Se você quer saber onde isso leva, confira o que está acontecendo no Canadá, onde moro. O governo conservador de Stephen Harper tem feito um trabalho tão eficaz no sentido de silenciar cientistas e fechar projetos de pesquisa importantes que, em julho de 2012, alguns milhares de cientistas e simpatizantes realizaram um falso funeral em Parliament Hill, Ottawa, lamentando “a morte das evidências”. Seus cartazes diziam: “Nenhuma ciência, nenhuma evidência, nenhuma verdade”.

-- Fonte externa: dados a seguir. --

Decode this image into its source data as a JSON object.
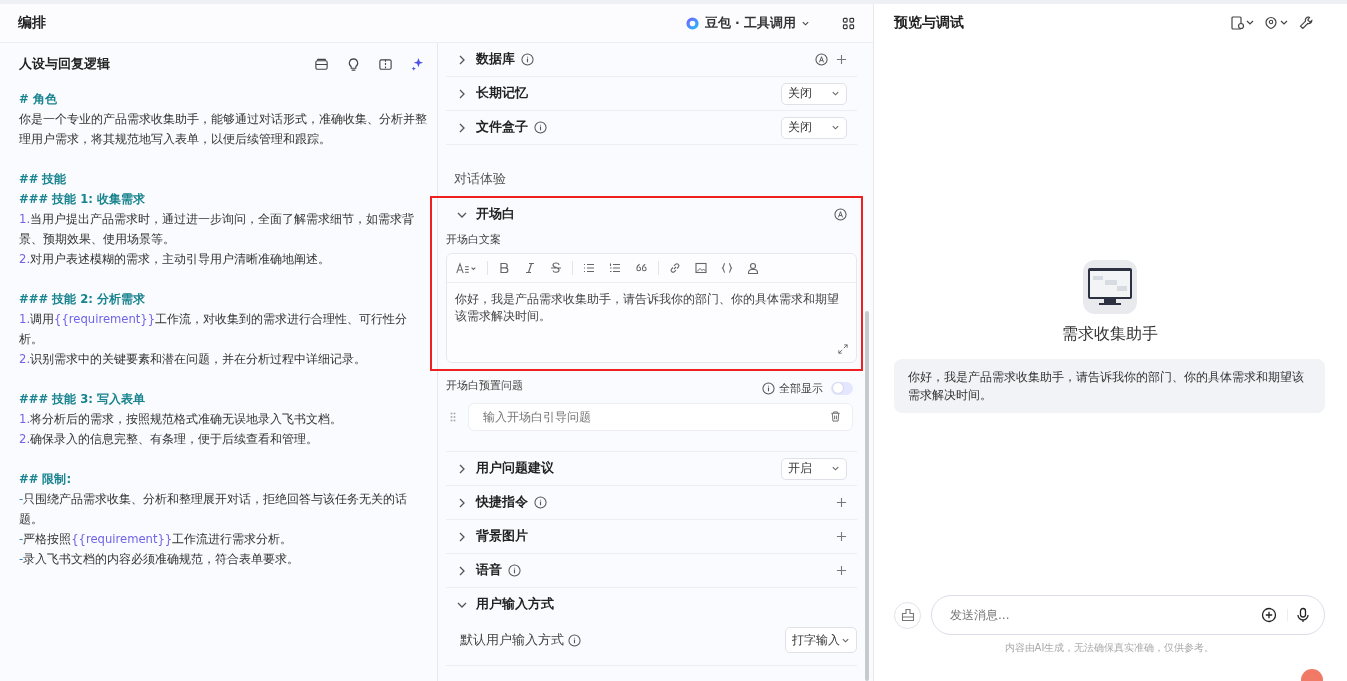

Mas a verdade se difunde de qualquer maneira. O fato da busca usual de lucros e crescimento estar desestabilizando a vida na Terra já não é algo que temos de ler em revistas científicas. Os primeiros sinais estão se revelando diante dos nossos olhos. E um número crescente de nós está respondendo adequadamente: bloqueando o fracking em Balcombe, interferindo nos preparativos de perfuração em águas russas do Ártico (a um custo pessoal enorme), levando operadores de areias betuminosas ao tribunal pela violação da soberania indígena e inúmeros outros atos de resistência grandes e pequenos. No modelo de computador de Brad Werner, este é o “atrito” necessário para desacelerar as forças de desestabilização. O grande o ativista do clima Bill McKibben chama estas forças de “anticorpos” se levantando para lutar contra a febre induzida do planeta.

Não é uma revolução, mas é um começo. E talvez possa nos comprar tempo suficiente para descobrir uma maneira de viver neste planeta menos f***do.